Das klingt fast schon planwirtschaftlich. Der Markt ist nicht mehr ein Ort mit einer Preisbildungsfunktion, wo Angebot und Nachfrage zusammentreffen, sondern ein Computermodell, eine Simulation, die in Echtzeit angepasst wird. Dass Uber in der Silvesternacht 2015 in australischen Metropolen teilweise über 300 (australische) Dollar für einen innerstädtischen Trip verlangte, hat allerdings nichts mit erhöhter Nachfrage, sondern nur mit Profitgier zu tun. Es ist wohl auch ein Fall von Marktversagen: Die algorithmische Preisbildung ist höchst intransparent.

Planbarkeit geht nicht ohne Ausleuchten der Privatsphäre

Andererseits können Computersysteme mit Big-Data-Methoden Angebot und Nachfrage relativ genau quantifizieren. Algorithmen führen schon heute Transaktionen an den Terminbörsen aus, indem sie aus Tweets Stimmungen und Marktsignale ableiten und bestimmte Marktentwicklungen antizipieren. Gleichwohl: Diese Werkzeuge befinden sich im Besitz von Spekulanten und Großanlegern. Cockshott und Cottrell argumentieren denn auch, dass man eine entwickelte Volkswirtschaft nur dann planen könne, wenn man sie ihrer Komplexität beraubt, das heißt, den Finanzsektor vollkommen beseitigt.

Das Problem, worauf Paul Mason in seinem Werk "Postkapitalismus" hinweist, ist jedoch folgendes: "Damit die Planwirtschaft funktionieren kann, muss die Gesellschaft in einen planbaren Zustand zurückkehren. Die Arbeitskräfte sind über ihren Arbeitsplatz mit sämtlichen Aspekten des Lebens verwoben - was geschieht also mit dem Arbeitnehmer, der drei unsichere Arbeitsplätze hat, oder mit der alleinstehenden Mutter, die sexuelle Dienste per Webcam anbietet? Die Antwort: Es kann sie nicht geben."

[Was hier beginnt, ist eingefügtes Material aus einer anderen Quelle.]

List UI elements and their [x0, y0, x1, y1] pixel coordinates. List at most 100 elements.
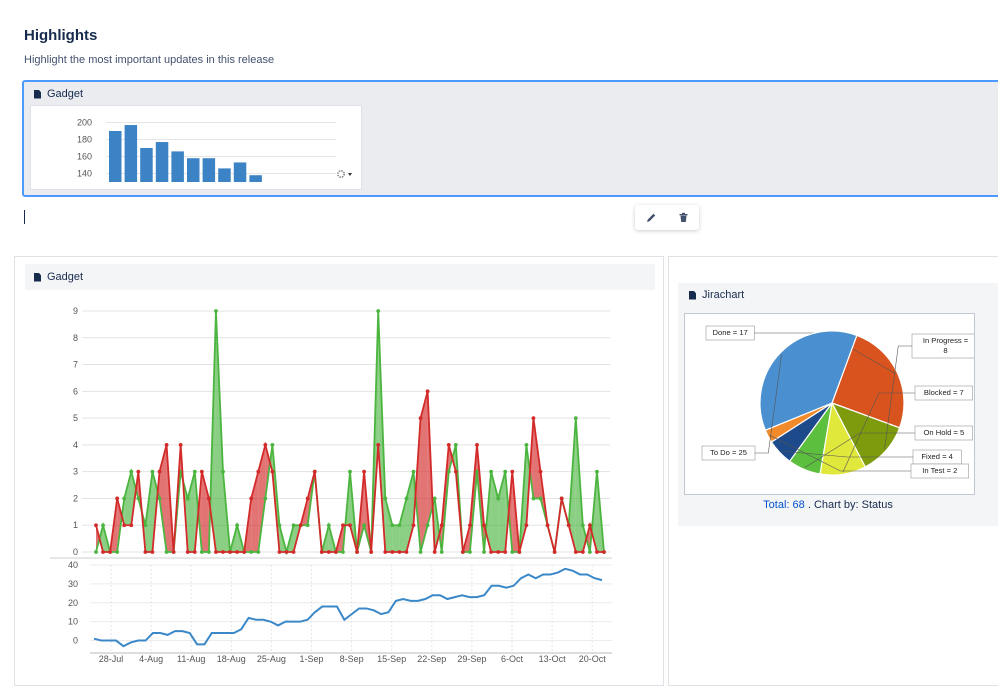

Planbarkeit auf Mikroebene heißt, alle Bedürfnisse der Individuen zu kennen. Das geht freilich nicht ohne Ausleuchtung der Privatsphäre. Doch genau darauf steuern wir zu. Die Tech-Giganten schaffen mit ihren algorithmischen Steuerungsmodellen (Google weiß anhand der Suchverläufe, wer wann und wo in den Urlaub fährt, anhand der Trends, welches Beauty-Produkt gerade welcher Region in Indien nachfragt wird ) jene Planbarkeit, die Voraussetzung für eine Planwirtschaft wäre.

Im Grunde ist das Ausspähen von Bürgern und die Erstellung detaillierter Nutzerprofile die Dystopie eines computergestützten Kommunismus, in dem zwar jeder gleich ist, weil er auf seine Daten reduziert wird, aber eine kleine Programmierelite die Herrschaft ausübt und diese Daten einseitig kapitalisiert. Und ein Computernetzwerk macht noch keinen vollen Kühlschrank.